IBM Seeks Patent On Retailer-Rigged Driving Routes 150
theodp writes "On IBM's Smarter Planet, you may drive further than need be to get to your destination. Big Blue's pending patent for Determining Travel Routes by Using Fee-Based Location Preferences calls for the likes of Walmart, Starbucks, and Best Buy pay a fee in return for having your route calculation service de-optimize driving instructions to make you do a drive-by of their stores, and an additional fee if GPS tracking of your car indicates you actually took the suboptimal route. The same IBM inventors also have a patent pending for Environmental Stewardship Based on Driving Behavior, which calls for yet another fee to be assessed when a retailer-friendly-but-suboptimal route causes your vehicle to enter a congested area and produce more pollution."

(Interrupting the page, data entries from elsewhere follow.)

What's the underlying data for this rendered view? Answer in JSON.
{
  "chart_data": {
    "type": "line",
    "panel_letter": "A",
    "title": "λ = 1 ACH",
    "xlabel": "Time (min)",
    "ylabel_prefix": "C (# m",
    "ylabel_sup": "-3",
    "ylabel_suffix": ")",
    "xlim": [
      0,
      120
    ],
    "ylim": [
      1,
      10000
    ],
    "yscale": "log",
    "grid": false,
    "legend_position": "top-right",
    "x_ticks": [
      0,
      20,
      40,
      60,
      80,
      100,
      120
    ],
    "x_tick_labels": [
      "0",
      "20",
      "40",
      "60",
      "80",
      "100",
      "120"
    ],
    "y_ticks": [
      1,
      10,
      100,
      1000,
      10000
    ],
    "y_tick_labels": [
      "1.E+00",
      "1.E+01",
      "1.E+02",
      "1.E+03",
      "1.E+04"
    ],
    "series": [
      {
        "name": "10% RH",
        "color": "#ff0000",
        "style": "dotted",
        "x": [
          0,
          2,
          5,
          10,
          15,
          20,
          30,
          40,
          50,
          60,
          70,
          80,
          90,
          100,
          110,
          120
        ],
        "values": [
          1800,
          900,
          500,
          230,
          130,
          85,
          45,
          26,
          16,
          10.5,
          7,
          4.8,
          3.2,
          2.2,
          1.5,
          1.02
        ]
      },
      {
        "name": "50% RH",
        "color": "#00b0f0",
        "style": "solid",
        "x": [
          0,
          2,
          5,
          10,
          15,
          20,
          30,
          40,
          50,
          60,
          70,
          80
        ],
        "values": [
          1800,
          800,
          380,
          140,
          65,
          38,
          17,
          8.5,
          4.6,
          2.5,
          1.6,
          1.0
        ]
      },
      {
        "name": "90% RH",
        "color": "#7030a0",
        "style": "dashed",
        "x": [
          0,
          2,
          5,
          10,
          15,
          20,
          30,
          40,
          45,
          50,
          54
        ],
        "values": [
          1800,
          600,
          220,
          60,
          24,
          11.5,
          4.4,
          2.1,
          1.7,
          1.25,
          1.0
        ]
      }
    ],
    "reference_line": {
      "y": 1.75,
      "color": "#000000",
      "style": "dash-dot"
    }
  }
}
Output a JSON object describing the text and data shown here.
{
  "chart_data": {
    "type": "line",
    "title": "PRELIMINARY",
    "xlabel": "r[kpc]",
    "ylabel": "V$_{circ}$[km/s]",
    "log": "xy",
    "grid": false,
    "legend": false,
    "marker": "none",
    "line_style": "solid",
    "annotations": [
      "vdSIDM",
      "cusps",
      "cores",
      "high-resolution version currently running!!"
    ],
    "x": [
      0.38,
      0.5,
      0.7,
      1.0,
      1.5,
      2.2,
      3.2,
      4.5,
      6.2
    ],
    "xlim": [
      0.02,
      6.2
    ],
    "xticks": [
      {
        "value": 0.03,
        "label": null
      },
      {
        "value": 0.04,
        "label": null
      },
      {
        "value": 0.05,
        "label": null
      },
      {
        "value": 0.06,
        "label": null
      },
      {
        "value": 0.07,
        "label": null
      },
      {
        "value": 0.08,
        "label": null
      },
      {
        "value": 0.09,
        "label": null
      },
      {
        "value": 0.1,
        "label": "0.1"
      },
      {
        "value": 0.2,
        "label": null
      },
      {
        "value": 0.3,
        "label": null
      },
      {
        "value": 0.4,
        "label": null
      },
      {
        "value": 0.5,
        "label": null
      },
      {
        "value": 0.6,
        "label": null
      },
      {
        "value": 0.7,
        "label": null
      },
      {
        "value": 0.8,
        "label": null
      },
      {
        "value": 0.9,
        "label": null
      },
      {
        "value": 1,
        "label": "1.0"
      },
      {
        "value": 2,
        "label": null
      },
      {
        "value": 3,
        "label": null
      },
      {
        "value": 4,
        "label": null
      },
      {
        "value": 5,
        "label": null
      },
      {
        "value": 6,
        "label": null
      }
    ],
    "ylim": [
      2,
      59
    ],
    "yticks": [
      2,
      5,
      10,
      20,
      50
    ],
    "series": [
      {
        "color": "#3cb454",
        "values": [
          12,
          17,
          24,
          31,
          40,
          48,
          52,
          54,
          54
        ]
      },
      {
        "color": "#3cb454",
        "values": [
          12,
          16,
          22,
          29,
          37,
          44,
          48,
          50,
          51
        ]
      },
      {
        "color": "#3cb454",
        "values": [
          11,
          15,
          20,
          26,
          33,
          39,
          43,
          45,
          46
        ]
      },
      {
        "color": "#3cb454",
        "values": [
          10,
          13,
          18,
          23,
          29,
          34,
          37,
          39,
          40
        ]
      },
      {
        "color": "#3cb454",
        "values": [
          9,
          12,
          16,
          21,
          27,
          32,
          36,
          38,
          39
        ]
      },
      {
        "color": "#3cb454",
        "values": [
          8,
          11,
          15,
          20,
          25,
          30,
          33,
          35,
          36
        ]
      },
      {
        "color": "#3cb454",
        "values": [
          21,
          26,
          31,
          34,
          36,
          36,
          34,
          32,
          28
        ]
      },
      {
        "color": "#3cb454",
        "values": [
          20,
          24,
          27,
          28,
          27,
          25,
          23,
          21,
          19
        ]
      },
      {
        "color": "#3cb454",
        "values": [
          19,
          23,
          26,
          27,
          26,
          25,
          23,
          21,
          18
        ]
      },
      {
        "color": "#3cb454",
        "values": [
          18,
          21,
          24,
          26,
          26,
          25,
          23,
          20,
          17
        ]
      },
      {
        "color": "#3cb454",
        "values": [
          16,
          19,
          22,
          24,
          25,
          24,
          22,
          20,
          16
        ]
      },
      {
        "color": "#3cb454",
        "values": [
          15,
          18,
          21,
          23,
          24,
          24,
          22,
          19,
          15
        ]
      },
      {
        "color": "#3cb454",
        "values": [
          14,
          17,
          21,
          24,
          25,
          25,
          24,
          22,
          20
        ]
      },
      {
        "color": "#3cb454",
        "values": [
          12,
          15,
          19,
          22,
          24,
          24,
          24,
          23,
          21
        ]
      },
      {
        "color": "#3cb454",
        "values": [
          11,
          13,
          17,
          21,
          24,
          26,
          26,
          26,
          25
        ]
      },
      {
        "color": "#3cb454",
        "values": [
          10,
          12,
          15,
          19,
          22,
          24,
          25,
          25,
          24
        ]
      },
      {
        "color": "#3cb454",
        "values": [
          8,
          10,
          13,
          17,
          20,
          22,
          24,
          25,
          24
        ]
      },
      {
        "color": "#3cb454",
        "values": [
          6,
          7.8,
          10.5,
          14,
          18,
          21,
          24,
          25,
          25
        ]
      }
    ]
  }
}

Re:GPS craze (Score:4, Informative)
Let's see...
Pick up map. Look up destination. Try to find the street on the legend, correspond to a bunch of X/Y grid entries, and get there. Try to determine the best way through all the various highways, one-way streets, etc on the way. Get partway there and run into construction. End up taking a different route. Stop, and re-read map. Plot alternate route. End up discovering that street stops and starts in multiple sections and require a roundabout route to your destination. Arrive at destination, only to discover that it doesn't exist and that you should have been on 1st Ave East and not just 1st ave. (and yes, I've had this experience before).
OR
Turn on location services. Type in "Bob's Market" in your GPS-enabled device. Click "directions." Follow the route given and spoken aloud... which is auto-corrected whenever you are diverted or have to make an unexpected turnoff to pee.
I don't need my GPS when going places in town, but when you're travelling 200+km to a destination you've never visited before, it's sure a nice thing to have...
Most convenient is if you're in an unfamiliar location, and you want to find "Store X." Pop the name into maps, and a few of the most nearby locations pops up for easy navigation.
This is how IBM actually works: (Score:5, Informative)
1. The head of a project takes his bunch of interns into a meeting room to brainstorm random things you could do which have any sort of tenuous tangential connection to the project.
2. Lawyers!!!
3. IBM pays dude a few thousand dollars bonus.
(4. Interns are eligible for bonus if they join IBM, but seek less-dysfunctional workplaces where they don't have to use Lotus Notes.)
Seriously, that's the reason I have my name on a patent which basically says "you could have a weight sensor on a bus, guess the number of passengers, and use that for capacity planning somehow." [slashdot.org] For bonus points, check out the flowchart.
Re:No doubt, there will be a user fee as well (Score:4, Informative)
Odd - I call it 'Itinerary' - but that's only because my TomTom labels it as such. It's not entirely automated in that I can't specify a destination and then say 'along the route to the destination, find me X, Y and Z' - but I can look at the route it's already plotted for me and find said X, Y and Z on the map and add them as waypoints.
And if you really wanted to do a traveling salesman problem thing.. ..plenty of options to choose from for a limited number of destinations.
http://www.google.com/search?q=traveling+salesman+google+maps [google.com]
Of course the question becomes what is more efficient.. shortest? fastest? least turns? most highways? least highways? most traffic congestion avoidance? etc.
Re:New Patent Laws (Score:4, Informative)
Pure FUD. First to file does NOT mean that prior art is ignored. Prior art will invalidate a patent now just as it did before. The rest of the world has been "first to file" for, like, forever. If someone has published it, then no-one can patent it.
Re:Useful under user control (Score:4, Informative)
my 2 year old tomtom can handle that "waypoint along route" and it will list the target stores that are on your route, with each one listed as to how much of a detour it is, you then select the one you want.